Regarding the latest cantaloupe salmonella outbreak ...


By Teresa Green, Linda Golodner Food Safety & Nutrition Fellow Almost a year ago, the food safety community was rocked by an outbreak of Listeria in cantaloupe melons grown in Colorado. The outbreak would eventually lead to more than 140 illnesses as well as over 30 deaths. This week, FDA and the CDC have announced an outbreak of Salmonella, again in cantaloupes. This outbreak, which has been traced to cantaloupes from Chamberlain Farms of Owensville, Indiana, has sickened 172 and killed two, according to the CDC. What is Salmonella? Salmonella is the most commonly reported cause of foodborne illness. It is a bacteria which can infect many different kinds of foods, from eggs to produce and meat. Most people infected with Salmonella get sick within 8 to 72 hours of exposure. They will experience symptoms ranging from chills to stomach cramps, fever and diarrhea. The CDC estimates that Salmonella kills 400 people annually in the U.S. alone. What can I do to keep my family safe?
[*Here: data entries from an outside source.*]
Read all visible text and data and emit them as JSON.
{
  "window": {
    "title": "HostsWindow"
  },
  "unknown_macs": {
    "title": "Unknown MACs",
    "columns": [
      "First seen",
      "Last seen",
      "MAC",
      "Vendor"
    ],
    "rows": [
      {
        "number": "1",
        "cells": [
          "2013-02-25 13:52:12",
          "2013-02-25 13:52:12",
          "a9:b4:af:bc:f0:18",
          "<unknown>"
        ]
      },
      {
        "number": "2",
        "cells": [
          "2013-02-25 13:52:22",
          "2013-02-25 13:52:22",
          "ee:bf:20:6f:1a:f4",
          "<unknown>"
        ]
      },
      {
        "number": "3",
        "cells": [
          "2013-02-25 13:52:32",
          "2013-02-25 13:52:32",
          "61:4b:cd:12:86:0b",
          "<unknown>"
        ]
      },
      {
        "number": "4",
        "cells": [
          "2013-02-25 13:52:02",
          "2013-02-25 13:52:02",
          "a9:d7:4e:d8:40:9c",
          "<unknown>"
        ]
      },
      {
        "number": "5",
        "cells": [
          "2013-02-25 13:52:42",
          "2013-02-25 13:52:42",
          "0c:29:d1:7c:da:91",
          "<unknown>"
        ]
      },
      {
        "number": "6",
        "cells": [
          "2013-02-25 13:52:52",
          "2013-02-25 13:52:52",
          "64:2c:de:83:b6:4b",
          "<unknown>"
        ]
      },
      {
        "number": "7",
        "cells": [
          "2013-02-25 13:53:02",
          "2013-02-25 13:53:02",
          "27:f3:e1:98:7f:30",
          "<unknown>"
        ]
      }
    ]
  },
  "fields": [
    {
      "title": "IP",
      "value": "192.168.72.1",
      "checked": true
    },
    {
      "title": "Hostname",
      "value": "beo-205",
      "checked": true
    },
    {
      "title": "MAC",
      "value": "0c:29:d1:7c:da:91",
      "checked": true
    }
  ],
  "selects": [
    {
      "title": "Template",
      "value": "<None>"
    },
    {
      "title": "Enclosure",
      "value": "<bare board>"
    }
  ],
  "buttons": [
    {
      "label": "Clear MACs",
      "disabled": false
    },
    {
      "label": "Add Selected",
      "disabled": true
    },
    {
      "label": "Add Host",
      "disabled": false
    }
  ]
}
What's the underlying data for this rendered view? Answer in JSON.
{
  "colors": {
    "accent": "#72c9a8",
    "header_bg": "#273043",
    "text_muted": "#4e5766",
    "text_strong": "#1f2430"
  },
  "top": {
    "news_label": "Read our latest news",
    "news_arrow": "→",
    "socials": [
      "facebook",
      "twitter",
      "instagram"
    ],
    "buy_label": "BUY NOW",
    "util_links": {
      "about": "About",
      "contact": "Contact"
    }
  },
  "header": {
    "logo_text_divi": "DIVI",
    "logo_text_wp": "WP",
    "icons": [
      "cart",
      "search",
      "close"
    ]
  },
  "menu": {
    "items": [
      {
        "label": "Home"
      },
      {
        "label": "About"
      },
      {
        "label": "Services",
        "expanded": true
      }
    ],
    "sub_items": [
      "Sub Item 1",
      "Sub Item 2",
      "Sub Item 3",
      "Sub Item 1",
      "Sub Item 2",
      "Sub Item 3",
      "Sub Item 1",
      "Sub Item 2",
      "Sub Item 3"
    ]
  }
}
Many cantaloupes contain a sticker indicating the farm or region where they were grown. Cantaloupes from the implicated farm should be thrown out immediately. The FDA advises consumers to ask their grocery store where its cantaloupes come from. The bottom line is this; if you have any question about whether your cantaloupe is safe, err on the side of caution and get rid of it. What is being done to make sure this doesn’t happen again next year? The good news is that the Food Safety Modernization Act (FSMA), which was signed into law by President Obama in early 2011, will transform the FDA from an agency which simply responds to foodborne illness to one that preemptively seeks to prevent these outbreaks from occurring. Unfortunately, the implementation of this landmark piece of legislation relies on the issuance of several rules by the FDA. These rules, which were due to be released in January, have been stuck in review for months. Consumer advocates and industry alike see these rules as an essential part of updating our food system and have urged the White House to release them.